Sehr geehrter Herr Caspary, haben Sie für oder gegen NGT gestimmt und sind Sie für oder gegen eine Kennzeichnung von genmanipulierten Lebensmitteln? Grüße
Sehr geehrter Herr K.,
vielen Dank für Ihre Frage.
Die bisherigen Regeln zu genveränderten Pflanzen sind Jahrzehnte alt und entsprechen nicht mehr dem jetzigen Forschungsstand. Bei kaum einem anderen Thema gehen die Meinung von Fachleuten und der Öffentlichkeit so weit auseinander wie im Falle der Gentechnik, was auch an den Fortschritten der Wissenschaft in dem Bereich liegt. Bereits 2019 forderten führende Wissenschaftlerinnen und Wissenschaftler der Nationalen Akademie der Wissenschaften Leopoldina, der Union der deutschen Akademien der Wissenschaften und der Deutschen Forschungsgemeinschaft eine "wissenschaftlich begründete, differenzierte Regulierung" (siehe hier und hier). Sie machen deutlich, dass jede Art von Pflanzenzucht auf Genveränderung setzt, traditionelle Formen wie Kreuzung aber auf zufällige Mutationen angewiesen sind. Neue genomische Techniken (NGT) hingegen zeichnen sich durch Kontrolle und Präzision aus. NGT-Pflanzen der Kategorie 1 sind Pflanzen, bei denen nur sehr wenige Eingriffe vorgenommen wurden.

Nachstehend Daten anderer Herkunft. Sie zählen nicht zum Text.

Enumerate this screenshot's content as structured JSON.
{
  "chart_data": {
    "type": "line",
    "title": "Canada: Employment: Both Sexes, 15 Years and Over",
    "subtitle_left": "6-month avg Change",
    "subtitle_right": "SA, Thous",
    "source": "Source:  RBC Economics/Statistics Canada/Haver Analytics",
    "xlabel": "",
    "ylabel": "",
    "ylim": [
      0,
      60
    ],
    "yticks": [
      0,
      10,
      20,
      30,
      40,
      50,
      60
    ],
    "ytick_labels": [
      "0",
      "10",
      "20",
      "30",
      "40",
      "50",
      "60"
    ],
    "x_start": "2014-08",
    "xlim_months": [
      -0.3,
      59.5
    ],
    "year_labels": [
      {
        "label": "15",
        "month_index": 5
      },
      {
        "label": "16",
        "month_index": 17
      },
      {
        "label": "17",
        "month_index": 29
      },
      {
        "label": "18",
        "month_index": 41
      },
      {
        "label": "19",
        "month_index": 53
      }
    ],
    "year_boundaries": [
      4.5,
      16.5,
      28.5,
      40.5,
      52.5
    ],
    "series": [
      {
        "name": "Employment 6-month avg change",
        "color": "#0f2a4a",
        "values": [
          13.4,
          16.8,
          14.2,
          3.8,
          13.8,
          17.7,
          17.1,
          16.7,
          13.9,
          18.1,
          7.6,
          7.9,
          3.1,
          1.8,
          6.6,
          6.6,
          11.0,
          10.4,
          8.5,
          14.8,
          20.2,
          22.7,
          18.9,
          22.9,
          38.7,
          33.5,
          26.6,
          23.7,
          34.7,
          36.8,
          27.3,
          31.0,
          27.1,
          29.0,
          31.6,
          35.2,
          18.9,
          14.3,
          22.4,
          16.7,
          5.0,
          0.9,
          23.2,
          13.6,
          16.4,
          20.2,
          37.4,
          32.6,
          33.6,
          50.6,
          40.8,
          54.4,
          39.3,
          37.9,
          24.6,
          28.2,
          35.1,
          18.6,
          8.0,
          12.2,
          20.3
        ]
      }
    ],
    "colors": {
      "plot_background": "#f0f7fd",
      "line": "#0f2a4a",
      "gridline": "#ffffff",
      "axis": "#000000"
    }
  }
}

Die Änderungen hätten auch durch konventionelle Züchtung – wenn auch sehr viel langsamer – erreicht werden können. Deshalb werden diese Pflanzen der Kategorie 1 in der Zulassung als gleichwertig zu herkömmlichen Pflanzen betrachtet. Für alle weiteren NGT-Pflanzen der Kategorie 2 gelten weiterhin strengere Regeln, und selbstverständlich die Kennzeichnungspflicht.
Zudem gibt die intensive Forschung der vergangenen Jahrzehnte deutliche Hinweise darauf, dass mit den neuen genomischen Techniken konventionelle Landwirtschaft ressourcenschonender, ertragsreicher und klimafreundlicher gestaltet werden kann (siehe Klümper & Qaim 2014, hier in englischer Sprache nachzulesen). Nach über 30 Jahren Forschung kann nicht mehr von einem "Vorsorgeprinzip" gesprochen werden. Statt eine Technik aus Prinzip zu verteufeln, sollten neue Sorten, die durch NGT gewonnen wurden, ebenso wie traditionelle Kreuzungen intensiv auf Unbedenklichkeit geprüft werden. Aus diesen Gründen halte ich die aktuellen Regelungen für nicht mehr zeitgemäß und habe für die wissenschaftlich fundierte Positionierung des Europäischen Parlamentes gestimmt, die Sie hier nachlesen können.
Ich hoffe, ich konnte Ihnen mit diesen Informationen weiterhelfen und stehe Ihnen gerne auch weiterhin als Ansprechpartner zur Verfügung.
Mit freundlichen Grüßen ...
Daniel Caspary.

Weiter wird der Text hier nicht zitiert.